His Morning Meditations by Jay Parini

My father in this lonely room of prayer
listens at the window
in the little house of his own dreams.

He has come a long way just to listen,
over seas and sorrow, through the narrow gate
of his deliverance.

And he dwells here now,
beyond the valley and the shadow, too,
in silence mustered day by dawn.

It has come to this sweet isolation
in the eye of God, the earliest of mornings
in his chambered skull, this frost of thought.

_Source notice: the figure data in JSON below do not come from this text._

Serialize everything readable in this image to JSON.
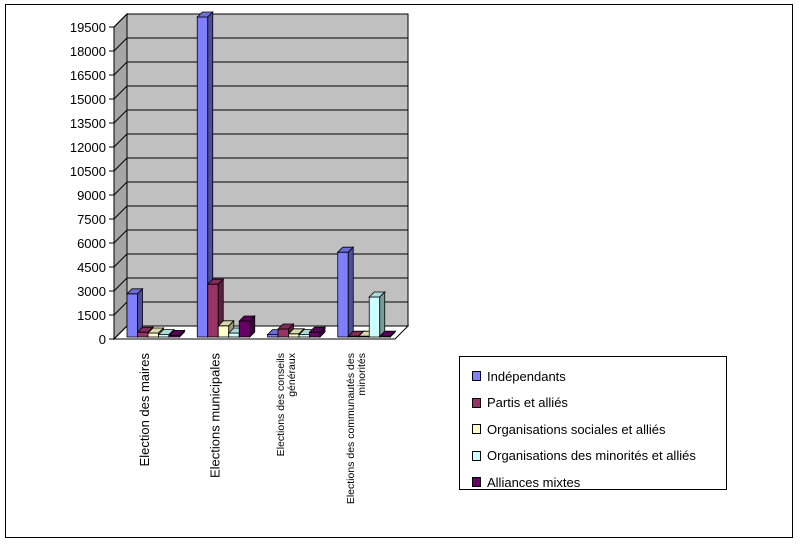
{
  "chart_data": {
    "type": "bar",
    "categories": [
      "Election des maires",
      "Elections municipales",
      "Elections des conseils généraux",
      "Elections des communautés des minorités"
    ],
    "series": [
      {
        "name": "Indépendants",
        "color": "#8080ff",
        "values": [
          2700,
          20000,
          150,
          5300
        ]
      },
      {
        "name": "Partis et alliés",
        "color": "#993366",
        "values": [
          300,
          3300,
          500,
          50
        ]
      },
      {
        "name": "Organisations sociales et alliés",
        "color": "#ffffcc",
        "values": [
          250,
          700,
          200,
          50
        ]
      },
      {
        "name": "Organisations des minorités et alliés",
        "color": "#ccffff",
        "values": [
          150,
          250,
          150,
          2500
        ]
      },
      {
        "name": "Alliances mixtes",
        "color": "#660066",
        "values": [
          100,
          1000,
          300,
          50
        ]
      }
    ],
    "y_ticks": [
      "0",
      "1500",
      "3000",
      "4500",
      "6000",
      "7500",
      "9000",
      "10500",
      "12000",
      "13500",
      "15000",
      "16500",
      "18000",
      "19500"
    ],
    "ylim": [
      0,
      19500
    ],
    "grid": true,
    "legend_position": "bottom-right",
    "wall_color": "#c0c0c0"
  }
}
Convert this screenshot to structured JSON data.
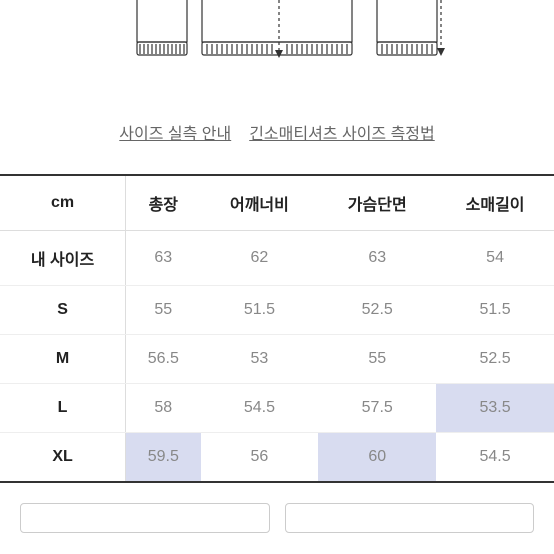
{
  "links": {
    "measurement_guide": "사이즈 실측 안내",
    "measurement_method": "긴소매티셔츠 사이즈 측정법"
  },
  "table": {
    "unit_header": "cm",
    "columns": [
      "총장",
      "어깨너비",
      "가슴단면",
      "소매길이"
    ],
    "rows": [
      {
        "label": "내 사이즈",
        "values": [
          "63",
          "62",
          "63",
          "54"
        ],
        "highlights": [
          false,
          false,
          false,
          false
        ]
      },
      {
        "label": "S",
        "values": [
          "55",
          "51.5",
          "52.5",
          "51.5"
        ],
        "highlights": [
          false,
          false,
          false,
          false
        ]
      },
      {
        "label": "M",
        "values": [
          "56.5",
          "53",
          "55",
          "52.5"
        ],
        "highlights": [
          false,
          false,
          false,
          false
        ]
      },
      {
        "label": "L",
        "values": [
          "58",
          "54.5",
          "57.5",
          "53.5"
        ],
        "highlights": [
          false,
          false,
          false,
          true
        ]
      },
      {
        "label": "XL",
        "values": [
          "59.5",
          "56",
          "60",
          "54.5"
        ],
        "highlights": [
          true,
          false,
          true,
          false
        ]
      }
    ]
  },
  "styling": {
    "highlight_color": "#d8dcf0",
    "border_color": "#333",
    "text_muted": "#888",
    "text_primary": "#222"
  }
}
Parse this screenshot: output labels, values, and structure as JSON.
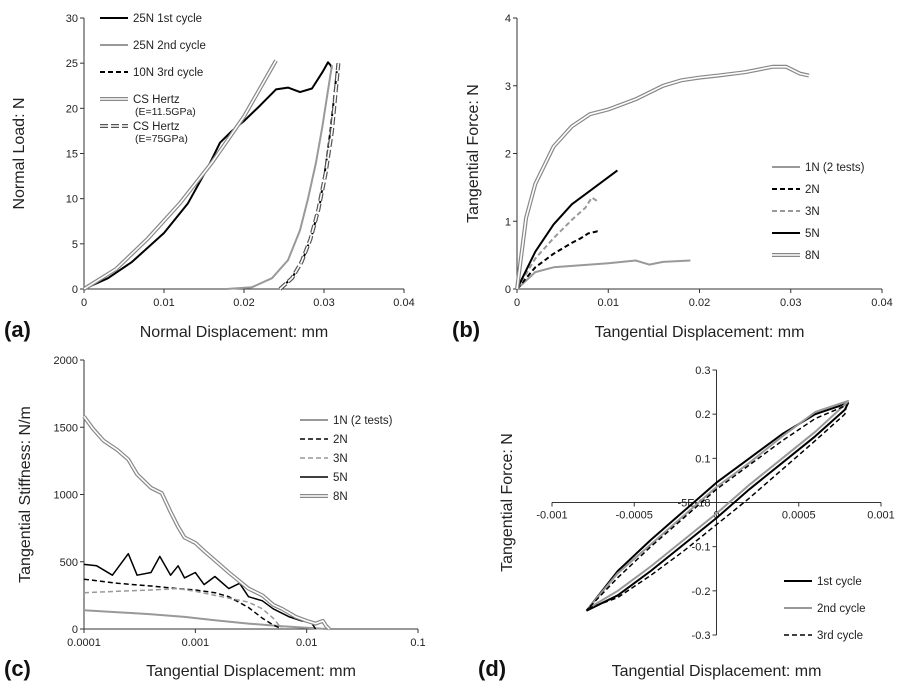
{
  "panels": [
    {
      "label": "(a)"
    },
    {
      "label": "(b)"
    },
    {
      "label": "(c)"
    },
    {
      "label": "(d)"
    }
  ],
  "chart_data": [
    {
      "type": "line",
      "xlabel": "Normal Displacement: mm",
      "ylabel": "Normal Load: N",
      "xlim": [
        0,
        0.04
      ],
      "ylim": [
        0,
        30
      ],
      "xticks": [
        "0",
        "0.01",
        "0.02",
        "0.03",
        "0.04"
      ],
      "yticks": [
        "0",
        "5",
        "10",
        "15",
        "20",
        "25",
        "30"
      ],
      "legend_position": "top-left",
      "series": [
        {
          "name": "25N 1st cycle",
          "color": "#000000",
          "width": 2,
          "style": "solid",
          "x": [
            0,
            0.003,
            0.006,
            0.01,
            0.013,
            0.0155,
            0.017,
            0.0185,
            0.02,
            0.022,
            0.024,
            0.0255,
            0.027,
            0.0285,
            0.0298,
            0.0305,
            0.0308,
            0.031
          ],
          "y": [
            0,
            1.2,
            3,
            6.2,
            9.5,
            13.5,
            16.2,
            17.5,
            18.6,
            20.3,
            22.1,
            22.3,
            21.8,
            22.2,
            24,
            25.1,
            24.8,
            24.4
          ]
        },
        {
          "name": "25N 2nd cycle",
          "color": "#999999",
          "width": 2,
          "style": "solid",
          "x": [
            0.0178,
            0.021,
            0.0235,
            0.0255,
            0.027,
            0.028,
            0.029,
            0.0298,
            0.0305,
            0.031
          ],
          "y": [
            0,
            0.2,
            1.2,
            3.2,
            6.5,
            10,
            14,
            18,
            22,
            24.8
          ]
        },
        {
          "name": "10N 3rd cycle",
          "color": "#000000",
          "width": 2,
          "style": "dash",
          "x": [
            0.0246,
            0.0262,
            0.0275,
            0.0285,
            0.0295,
            0.0302,
            0.0308,
            0.0313,
            0.0317
          ],
          "y": [
            0,
            1.5,
            3.6,
            6,
            9.5,
            13.5,
            17.5,
            21.5,
            25
          ]
        },
        {
          "name": "CS Hertz",
          "subname": "(E=11.5GPa)",
          "color": "#888888",
          "width": 4,
          "style": "hollow",
          "x": [
            0,
            0.004,
            0.008,
            0.012,
            0.016,
            0.02,
            0.024
          ],
          "y": [
            0,
            2.2,
            5.6,
            9.5,
            14,
            19.1,
            25.3
          ]
        },
        {
          "name": "CS Hertz",
          "subname": "(E=75GPa)",
          "color": "#555555",
          "width": 4,
          "style": "hollow-dash",
          "x": [
            0.0245,
            0.026,
            0.0272,
            0.0283,
            0.0293,
            0.0302,
            0.031,
            0.0318
          ],
          "y": [
            0,
            1.2,
            3,
            5.5,
            8.8,
            12.8,
            17.5,
            25
          ]
        }
      ]
    },
    {
      "type": "line",
      "xlabel": "Tangential Displacement: mm",
      "ylabel": "Tangential Force: N",
      "xlim": [
        0,
        0.04
      ],
      "ylim": [
        0,
        4
      ],
      "xticks": [
        "0",
        "0.01",
        "0.02",
        "0.03",
        "0.04"
      ],
      "yticks": [
        "0",
        "1",
        "2",
        "3",
        "4"
      ],
      "legend_position": "right",
      "series": [
        {
          "name": "1N (2 tests)",
          "color": "#999999",
          "width": 2,
          "style": "solid",
          "x": [
            0,
            0.002,
            0.004,
            0.007,
            0.01,
            0.013,
            0.0145,
            0.016,
            0.019
          ],
          "y": [
            0,
            0.25,
            0.32,
            0.35,
            0.38,
            0.42,
            0.36,
            0.4,
            0.42
          ]
        },
        {
          "name": "2N",
          "color": "#000000",
          "width": 2,
          "style": "dash",
          "x": [
            0,
            0.002,
            0.004,
            0.006,
            0.007,
            0.0078,
            0.0088,
            0.009
          ],
          "y": [
            0,
            0.32,
            0.52,
            0.68,
            0.75,
            0.82,
            0.85,
            0.84
          ]
        },
        {
          "name": "3N",
          "color": "#999999",
          "width": 2,
          "style": "dash",
          "x": [
            0,
            0.002,
            0.004,
            0.006,
            0.0075,
            0.0082,
            0.009
          ],
          "y": [
            0,
            0.45,
            0.75,
            1.02,
            1.2,
            1.35,
            1.28
          ]
        },
        {
          "name": "5N",
          "color": "#000000",
          "width": 2,
          "style": "solid",
          "x": [
            0,
            0.002,
            0.004,
            0.006,
            0.008,
            0.01,
            0.011
          ],
          "y": [
            0,
            0.55,
            0.95,
            1.25,
            1.45,
            1.65,
            1.75
          ]
        },
        {
          "name": "8N",
          "color": "#888888",
          "width": 4,
          "style": "hollow",
          "x": [
            0,
            0.001,
            0.002,
            0.004,
            0.006,
            0.008,
            0.01,
            0.013,
            0.016,
            0.018,
            0.02,
            0.022,
            0.025,
            0.028,
            0.0295,
            0.031,
            0.032
          ],
          "y": [
            0,
            1.05,
            1.55,
            2.1,
            2.4,
            2.58,
            2.65,
            2.8,
            3,
            3.08,
            3.12,
            3.15,
            3.2,
            3.28,
            3.28,
            3.18,
            3.15
          ]
        }
      ]
    },
    {
      "type": "line",
      "xlabel": "Tangential Displacement: mm",
      "ylabel": "Tangential Stiffness: N/m",
      "xscale": "log",
      "xlim": [
        0.0001,
        0.1
      ],
      "ylim": [
        0,
        2000
      ],
      "xticks": [
        "0.0001",
        "0.001",
        "0.01",
        "0.1"
      ],
      "yticks": [
        "0",
        "500",
        "1000",
        "1500",
        "2000"
      ],
      "legend_position": "top-right",
      "series": [
        {
          "name": "1N (2 tests)",
          "color": "#999999",
          "width": 2,
          "style": "solid",
          "x": [
            0.0001,
            0.0002,
            0.0004,
            0.0008,
            0.0015,
            0.003,
            0.006,
            0.01,
            0.015
          ],
          "y": [
            140,
            125,
            110,
            90,
            65,
            40,
            20,
            10,
            0
          ]
        },
        {
          "name": "2N",
          "color": "#000000",
          "width": 1.5,
          "style": "dash",
          "x": [
            0.0001,
            0.0002,
            0.0004,
            0.0007,
            0.001,
            0.0015,
            0.002,
            0.003,
            0.004,
            0.005,
            0.006
          ],
          "y": [
            370,
            340,
            320,
            300,
            290,
            270,
            240,
            160,
            80,
            30,
            0
          ]
        },
        {
          "name": "3N",
          "color": "#999999",
          "width": 1.5,
          "style": "dash",
          "x": [
            0.0001,
            0.0002,
            0.0004,
            0.0007,
            0.001,
            0.0015,
            0.002,
            0.003,
            0.004,
            0.005,
            0.006
          ],
          "y": [
            270,
            280,
            290,
            300,
            280,
            250,
            230,
            200,
            150,
            80,
            0
          ]
        },
        {
          "name": "5N",
          "color": "#000000",
          "width": 1.5,
          "style": "solid",
          "x": [
            0.0001,
            0.00013,
            0.00018,
            0.00025,
            0.0003,
            0.0004,
            0.00048,
            0.0006,
            0.0007,
            0.0008,
            0.001,
            0.0012,
            0.0015,
            0.002,
            0.0025,
            0.003,
            0.004,
            0.005,
            0.007,
            0.009,
            0.011,
            0.012
          ],
          "y": [
            480,
            470,
            400,
            560,
            400,
            420,
            540,
            400,
            470,
            380,
            420,
            330,
            390,
            300,
            340,
            240,
            210,
            150,
            90,
            60,
            50,
            0
          ]
        },
        {
          "name": "8N",
          "color": "#888888",
          "width": 4,
          "style": "hollow",
          "x": [
            0.0001,
            0.00012,
            0.00015,
            0.0002,
            0.00025,
            0.0003,
            0.0004,
            0.0005,
            0.0006,
            0.0007,
            0.0008,
            0.001,
            0.0012,
            0.0015,
            0.002,
            0.003,
            0.004,
            0.005,
            0.006,
            0.008,
            0.01,
            0.012,
            0.014,
            0.015,
            0.016
          ],
          "y": [
            1580,
            1490,
            1400,
            1330,
            1260,
            1150,
            1050,
            1010,
            870,
            760,
            680,
            640,
            580,
            510,
            420,
            300,
            250,
            180,
            150,
            90,
            60,
            40,
            60,
            20,
            0
          ]
        }
      ]
    },
    {
      "type": "line",
      "xlabel": "Tangential Displacement: mm",
      "ylabel": "Tangential Force: N",
      "xlim": [
        -0.001,
        0.001
      ],
      "ylim": [
        -0.3,
        0.3
      ],
      "xticks": [
        "-0.001",
        "-0.0005",
        "0",
        "0.0005",
        "0.001"
      ],
      "yticks": [
        "-0.3",
        "-0.2",
        "-0.1",
        "0",
        "0.1",
        "0.2",
        "0.3"
      ],
      "zero_y_label": "-5E-18",
      "legend_position": "bottom-right",
      "series": [
        {
          "name": "1st cycle",
          "color": "#000000",
          "width": 2,
          "style": "solid",
          "x": [
            -0.00079,
            -0.0006,
            -0.0004,
            -0.0002,
            0,
            0.0002,
            0.0004,
            0.0006,
            0.00078,
            0.0008,
            0.0006,
            0.0004,
            0.0002,
            0,
            -0.0002,
            -0.0004,
            -0.0006,
            -0.00079
          ],
          "y": [
            -0.245,
            -0.21,
            -0.155,
            -0.095,
            -0.035,
            0.03,
            0.09,
            0.15,
            0.21,
            0.225,
            0.2,
            0.155,
            0.1,
            0.045,
            -0.02,
            -0.085,
            -0.155,
            -0.245
          ]
        },
        {
          "name": "2nd cycle",
          "color": "#999999",
          "width": 2,
          "style": "solid",
          "x": [
            -0.00078,
            -0.0006,
            -0.0004,
            -0.0002,
            0,
            0.0002,
            0.0004,
            0.0006,
            0.00079,
            0.0008,
            0.0006,
            0.0004,
            0.0002,
            0,
            -0.0002,
            -0.0004,
            -0.0006,
            -0.00078
          ],
          "y": [
            -0.24,
            -0.2,
            -0.145,
            -0.085,
            -0.025,
            0.04,
            0.1,
            0.16,
            0.225,
            0.23,
            0.205,
            0.15,
            0.09,
            0.035,
            -0.03,
            -0.095,
            -0.16,
            -0.24
          ]
        },
        {
          "name": "3rd cycle",
          "color": "#000000",
          "width": 1.5,
          "style": "dash",
          "x": [
            -0.00078,
            -0.0006,
            -0.0004,
            -0.0002,
            0,
            0.0002,
            0.0004,
            0.0006,
            0.00078,
            0.00079,
            0.0006,
            0.0004,
            0.0002,
            0,
            -0.0002,
            -0.0004,
            -0.0006,
            -0.00078
          ],
          "y": [
            -0.24,
            -0.215,
            -0.165,
            -0.11,
            -0.05,
            0.01,
            0.075,
            0.14,
            0.2,
            0.22,
            0.19,
            0.14,
            0.085,
            0.03,
            -0.035,
            -0.1,
            -0.17,
            -0.24
          ]
        }
      ]
    }
  ]
}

The Grammar of Affection by Jay Parini

Without syntax there is no immortality,
says my friend,
who has counted beads along a string
and understood that time is
water in a brook
or words in passage,
caravans amid the whitest dunes,
a team of horses in the mountain trace.
There is always movement, muttering,
in flight to wisdom,
which cannot be fixed. The kingdom
comes but gradually,
breaking word by wing or day by dream.
We proceed on insufficient knowledge,
trusting in what comes, in what comes down
in winding corridors,
in clamorous big rooms,
above a gorge on windy cliffs.
In places where discovered sounds make sense,
where subjects run through verbs
to matter in the end, a natural completion
in the holy object of affections
as our sentence circles round again:
This grammar holds us, makes us shine.